Prior to the Red Sox' series opener against the Twins Thursday, Bobby Valentine followed up on his comments made during his Wednesday appearance on The Big Show. (To listen to the interview, click here.) 
The Sox manager had identified the only time ownership had talked to him about communication issues as after he made a comment to third baseman Will Middlebrooks during what has been identified as the June 16 game in Chicago. Valentine went on to explain that the comment was overheard in the dugout, and then relayed to the team's executive level.
"It's silly, whatever. I don't even remember when it was, but if you need it, because if you don't talk about it then it becomes a bigger story, because then you guys can make it up," Valentine said. "[Middlebrooks] came into the dugout, he made a couple of errors and I said, 'Nice inning, kid.' I had thought I had established a relationship with him where I could say something like that and he would try to smile or relax a little. Maybe he grimaced, I don't know, but somebody overheard it and decided that it was a very dreadful thing for a manager to say to a young player, and decided to repeat it a few times, this dreadful thing. And that person didn't go to the locker room when I went with Will after the game to explain to him when I made three errors in a game and I was 21 years old and the fans went and booed me off the field and how I got through it and other people get through it, it's a great learning experience. I don't think that Will has been mortally wounded by that two-and-a-half month ago comment."

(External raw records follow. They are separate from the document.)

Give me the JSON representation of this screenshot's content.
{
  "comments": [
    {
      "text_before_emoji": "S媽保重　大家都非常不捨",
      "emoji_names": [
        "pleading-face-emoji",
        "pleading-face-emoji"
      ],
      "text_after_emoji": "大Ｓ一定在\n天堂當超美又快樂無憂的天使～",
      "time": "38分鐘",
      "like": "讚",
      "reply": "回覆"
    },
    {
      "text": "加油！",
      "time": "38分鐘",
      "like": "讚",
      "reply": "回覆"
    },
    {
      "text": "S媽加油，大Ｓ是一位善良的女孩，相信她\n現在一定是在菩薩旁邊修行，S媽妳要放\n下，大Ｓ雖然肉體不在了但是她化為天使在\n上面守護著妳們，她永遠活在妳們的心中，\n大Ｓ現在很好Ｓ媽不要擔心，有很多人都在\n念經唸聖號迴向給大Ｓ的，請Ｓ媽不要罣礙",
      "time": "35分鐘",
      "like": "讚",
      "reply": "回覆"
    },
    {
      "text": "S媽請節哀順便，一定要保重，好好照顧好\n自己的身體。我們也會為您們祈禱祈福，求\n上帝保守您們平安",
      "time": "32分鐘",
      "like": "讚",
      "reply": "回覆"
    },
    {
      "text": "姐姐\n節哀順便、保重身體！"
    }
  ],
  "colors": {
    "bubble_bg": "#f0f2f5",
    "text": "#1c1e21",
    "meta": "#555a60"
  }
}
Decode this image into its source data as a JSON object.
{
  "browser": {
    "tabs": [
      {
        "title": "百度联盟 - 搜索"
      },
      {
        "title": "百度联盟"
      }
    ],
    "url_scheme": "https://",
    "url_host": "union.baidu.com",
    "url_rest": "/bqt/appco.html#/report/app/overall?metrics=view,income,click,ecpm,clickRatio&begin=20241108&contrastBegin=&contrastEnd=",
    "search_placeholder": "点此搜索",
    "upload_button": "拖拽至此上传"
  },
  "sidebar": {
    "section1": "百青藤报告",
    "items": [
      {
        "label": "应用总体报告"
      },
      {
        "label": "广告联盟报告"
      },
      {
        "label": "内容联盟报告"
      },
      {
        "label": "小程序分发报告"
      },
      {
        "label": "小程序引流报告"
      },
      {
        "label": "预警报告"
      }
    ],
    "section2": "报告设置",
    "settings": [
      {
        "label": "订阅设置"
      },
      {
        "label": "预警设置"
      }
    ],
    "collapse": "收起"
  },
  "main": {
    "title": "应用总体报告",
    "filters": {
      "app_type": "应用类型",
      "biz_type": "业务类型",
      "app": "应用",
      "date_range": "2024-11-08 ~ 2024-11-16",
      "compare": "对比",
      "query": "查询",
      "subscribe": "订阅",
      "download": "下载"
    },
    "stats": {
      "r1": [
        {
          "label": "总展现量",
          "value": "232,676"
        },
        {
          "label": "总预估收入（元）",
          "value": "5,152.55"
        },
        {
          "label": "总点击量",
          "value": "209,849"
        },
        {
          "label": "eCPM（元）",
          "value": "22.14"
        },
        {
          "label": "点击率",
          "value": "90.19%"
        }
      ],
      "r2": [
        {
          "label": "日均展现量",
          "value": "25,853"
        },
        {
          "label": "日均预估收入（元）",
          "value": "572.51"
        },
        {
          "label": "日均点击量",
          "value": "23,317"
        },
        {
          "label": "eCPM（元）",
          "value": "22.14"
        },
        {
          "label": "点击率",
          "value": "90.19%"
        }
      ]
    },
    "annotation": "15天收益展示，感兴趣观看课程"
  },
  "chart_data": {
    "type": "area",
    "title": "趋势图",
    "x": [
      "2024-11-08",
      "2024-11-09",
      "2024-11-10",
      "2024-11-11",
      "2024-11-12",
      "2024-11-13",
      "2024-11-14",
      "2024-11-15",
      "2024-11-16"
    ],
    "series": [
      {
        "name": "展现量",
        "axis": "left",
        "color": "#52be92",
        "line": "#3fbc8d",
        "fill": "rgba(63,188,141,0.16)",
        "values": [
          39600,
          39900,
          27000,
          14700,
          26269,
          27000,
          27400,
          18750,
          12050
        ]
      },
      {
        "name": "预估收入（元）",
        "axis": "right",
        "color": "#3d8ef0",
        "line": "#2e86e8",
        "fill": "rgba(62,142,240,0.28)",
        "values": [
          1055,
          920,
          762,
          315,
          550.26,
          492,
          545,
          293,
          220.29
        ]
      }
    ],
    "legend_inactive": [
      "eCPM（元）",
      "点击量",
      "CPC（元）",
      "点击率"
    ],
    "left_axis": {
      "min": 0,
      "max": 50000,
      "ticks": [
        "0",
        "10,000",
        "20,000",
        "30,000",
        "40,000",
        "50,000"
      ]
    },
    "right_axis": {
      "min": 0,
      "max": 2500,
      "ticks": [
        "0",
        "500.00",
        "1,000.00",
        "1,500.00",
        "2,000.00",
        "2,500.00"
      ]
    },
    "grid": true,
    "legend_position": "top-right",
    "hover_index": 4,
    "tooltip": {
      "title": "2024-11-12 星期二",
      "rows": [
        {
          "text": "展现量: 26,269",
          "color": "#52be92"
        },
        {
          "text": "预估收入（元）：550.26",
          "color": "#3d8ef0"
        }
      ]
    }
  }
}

When asked if he had spoken to the person who passed along the incidents to the Red Sox higher-ups, Valentine said, "I have no idea who said it. It came back around to me."
Middlebrooks told WEEI.com Wednesday  that he didn't recall the occasion in question.
"I don’t even remember that [incident]. I’m sure it happened, but if I made a couple errors, I was probably pretty hot," said Middlebrooks. "He’s good about that. He keeps things pretty light. He’s never angry or mad at you. He knows you’re playing hard and doing the things that matter."
Valentine downplayed the notion that somebody in the dugout would have relayed such an incident, suggesting the chain of events didn't take him too much by surprise.
"Was I bothered? No, it was expected," he said. "Some guys don't get it."
As for originally divulging the story on WEEI the day before, Valentine said, "I don't know, ask him. It happened two and a half months ago or something. It's the most stupid thing that I ever said on a radio program. But it was also ridiculous for someone to repeat it I think and that was the point I was trying to make."